Number of samples found adulterated

Percentage of adulteration

2016-17

60,671

14,130

23%

2015-16

65,057

14,179

22%

2014-15

49,290

8,469

17%


Source: FSSAI Annual Reports


Food Regulatory Scenario in India
• Food Safety and Standards Act, 2006
 • Legal Metrology Act, 2009 & Packaged Commodities Rules, 2011
 • The Essential Commodities Act, 1955
 • Bureau of Indian Standards (BIS)
• Agmark
• Consumer Protection Act

The government is increasingly adopting stringent food safety regulations and sanctions to enhance compliance-related requirements across markets. The FSSAI, is responsible for protecting and promoting public health through regulation and supervision of food safety procedures. In previous years, the FSSAI has taken systematic steps to create a unifying framework. Its objective is to ensure consistent implementation of the law across states and Union Territories in India.
 
The FSSAI has Concentrated its efforts in six Major Areas
 1. Establishment of globally benchmarked food product standards
 2. Enforcement of the law consistently across all states and Union Territories
3. Facilitation of problem-free food imports
 4. Implementation of credible testing of food through a robust lab network
5. Implementation of globally benchmarked food safety practices and processes
 6. Provision of large-scale training and capacity-building in food business
7. Creation of a digital inspection platform to replace manual inspection

Between 2011 and 2017, a great deal of work related to setting up of standards and aligning these with global norms was completed by the FSSAI. Now it implements regular revisions and updates on an ongoing basis.

While the FSSAI is the apex regulatory authority for food products, six other agencies are also involved for specific purposes. To make available a single point of information for all food-related business compliance requirements, the Food Regulatory Portal provides important information and links it with those of other national agencies in the food safety ecosystem such as Legal Metrology, Customs, Plant and Animal Quarantine, Bureau of Indian Standards (BIS) and Agmark.

Challenges being Faced in Implementation
Despite India having a legal framework in place, it still struggles with enforcing food safety standards throughout the country, primarily due to the following reasons:
 1. The complexity in understanding regulatory requirements results in a gap in effective implementation of standards.
 2. There is inadequate infrastructure in laboratories or fewer laboratories than required.

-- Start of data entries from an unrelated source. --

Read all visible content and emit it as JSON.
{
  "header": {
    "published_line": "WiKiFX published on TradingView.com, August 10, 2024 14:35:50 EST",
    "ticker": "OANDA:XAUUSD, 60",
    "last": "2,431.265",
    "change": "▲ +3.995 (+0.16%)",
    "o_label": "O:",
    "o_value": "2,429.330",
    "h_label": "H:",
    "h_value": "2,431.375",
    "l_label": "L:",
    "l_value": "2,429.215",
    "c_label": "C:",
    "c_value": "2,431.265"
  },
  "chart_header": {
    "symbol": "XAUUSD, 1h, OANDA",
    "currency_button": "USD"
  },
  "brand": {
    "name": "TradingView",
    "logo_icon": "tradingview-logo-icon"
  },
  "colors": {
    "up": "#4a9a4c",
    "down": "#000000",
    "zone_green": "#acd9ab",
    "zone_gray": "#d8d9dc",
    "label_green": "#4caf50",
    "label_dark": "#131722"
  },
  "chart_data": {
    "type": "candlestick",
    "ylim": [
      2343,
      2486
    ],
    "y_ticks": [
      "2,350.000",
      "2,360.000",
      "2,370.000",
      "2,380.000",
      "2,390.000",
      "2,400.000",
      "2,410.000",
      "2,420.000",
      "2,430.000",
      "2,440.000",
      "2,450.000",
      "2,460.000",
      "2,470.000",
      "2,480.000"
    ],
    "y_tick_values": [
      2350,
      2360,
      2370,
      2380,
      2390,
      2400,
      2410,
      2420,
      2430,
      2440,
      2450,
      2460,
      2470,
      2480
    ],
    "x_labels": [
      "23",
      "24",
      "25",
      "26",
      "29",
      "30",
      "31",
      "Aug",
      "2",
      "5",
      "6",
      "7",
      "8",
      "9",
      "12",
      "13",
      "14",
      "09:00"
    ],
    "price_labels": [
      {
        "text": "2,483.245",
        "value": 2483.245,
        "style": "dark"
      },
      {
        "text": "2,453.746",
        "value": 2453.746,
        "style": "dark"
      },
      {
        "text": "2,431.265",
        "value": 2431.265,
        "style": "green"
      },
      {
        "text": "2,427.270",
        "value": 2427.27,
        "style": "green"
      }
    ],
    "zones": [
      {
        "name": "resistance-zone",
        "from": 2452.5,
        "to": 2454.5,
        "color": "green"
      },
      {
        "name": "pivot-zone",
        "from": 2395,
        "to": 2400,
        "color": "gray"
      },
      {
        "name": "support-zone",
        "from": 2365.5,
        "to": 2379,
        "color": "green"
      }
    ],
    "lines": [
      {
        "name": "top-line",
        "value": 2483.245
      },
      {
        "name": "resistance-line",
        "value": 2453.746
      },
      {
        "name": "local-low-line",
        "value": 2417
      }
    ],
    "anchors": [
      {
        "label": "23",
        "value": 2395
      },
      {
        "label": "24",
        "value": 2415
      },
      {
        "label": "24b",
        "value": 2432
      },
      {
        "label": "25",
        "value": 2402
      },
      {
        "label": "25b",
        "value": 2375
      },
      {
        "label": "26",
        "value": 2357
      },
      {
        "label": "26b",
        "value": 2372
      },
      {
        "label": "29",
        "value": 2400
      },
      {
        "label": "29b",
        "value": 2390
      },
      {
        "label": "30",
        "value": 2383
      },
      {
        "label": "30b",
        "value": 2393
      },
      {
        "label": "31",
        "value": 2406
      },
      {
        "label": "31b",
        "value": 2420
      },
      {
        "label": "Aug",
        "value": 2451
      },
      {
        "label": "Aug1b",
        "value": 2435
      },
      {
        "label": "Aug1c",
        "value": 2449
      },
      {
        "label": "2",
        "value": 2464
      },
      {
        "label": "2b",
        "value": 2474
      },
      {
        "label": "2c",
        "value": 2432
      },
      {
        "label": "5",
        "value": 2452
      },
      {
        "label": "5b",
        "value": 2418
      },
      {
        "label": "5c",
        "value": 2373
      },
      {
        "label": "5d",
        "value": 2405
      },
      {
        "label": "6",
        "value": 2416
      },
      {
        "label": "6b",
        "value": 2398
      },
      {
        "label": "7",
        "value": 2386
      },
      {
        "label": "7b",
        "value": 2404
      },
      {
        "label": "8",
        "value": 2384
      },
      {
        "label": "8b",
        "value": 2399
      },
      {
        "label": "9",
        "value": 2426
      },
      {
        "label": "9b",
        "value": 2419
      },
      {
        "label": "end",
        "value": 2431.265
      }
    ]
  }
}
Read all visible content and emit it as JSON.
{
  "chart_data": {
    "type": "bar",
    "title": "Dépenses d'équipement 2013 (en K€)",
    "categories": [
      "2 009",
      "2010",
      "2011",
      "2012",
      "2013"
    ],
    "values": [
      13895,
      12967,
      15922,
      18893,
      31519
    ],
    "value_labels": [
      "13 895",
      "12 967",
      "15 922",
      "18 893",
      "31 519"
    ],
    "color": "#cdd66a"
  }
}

Even today, the number of laboratories per million people in the country is far below their number in countries such as China and the US.
3. Furthermore, one of the requirements under food safety is the need for implementation of ‘farm to fork’ traceability, which facilitates preventive and remedial measures that need to be undertaken in food safety regimes, as mandated by the Food Recall Procedure Regulation 2017 for food businesses in India.
 4. According to the findings of the GS1 India survey, the majority of businesses do not have effective traceability systems across their food supply chains.

Currently, most Food and Beverage organisations have implemented a track and trace system up to ‘one-level down’ in their supply chains, i.e., up to the distributor level. Many developed and fast-developing countries have implemented legal traceability-related norms, e.g., the European Union (EU) 1169/2011, EU 178/2002 regulations, to ensure food safety, and exporting countries are under pressure to comply with these.

Conclusion
The new objectives under the Food Safety and Standards Act go far beyond the objectives of Prevention of Food Alteration Act. The preamble of Prevention of Food Alteration Act laid emphasis only on provisions which helped prevent adulteration while the Food Safety and Standards Act lays emphasis on all laws related to food. This includes manufactory, storage, registration, sale and import. It helps make the availability of food safe and wholesome for human consumption.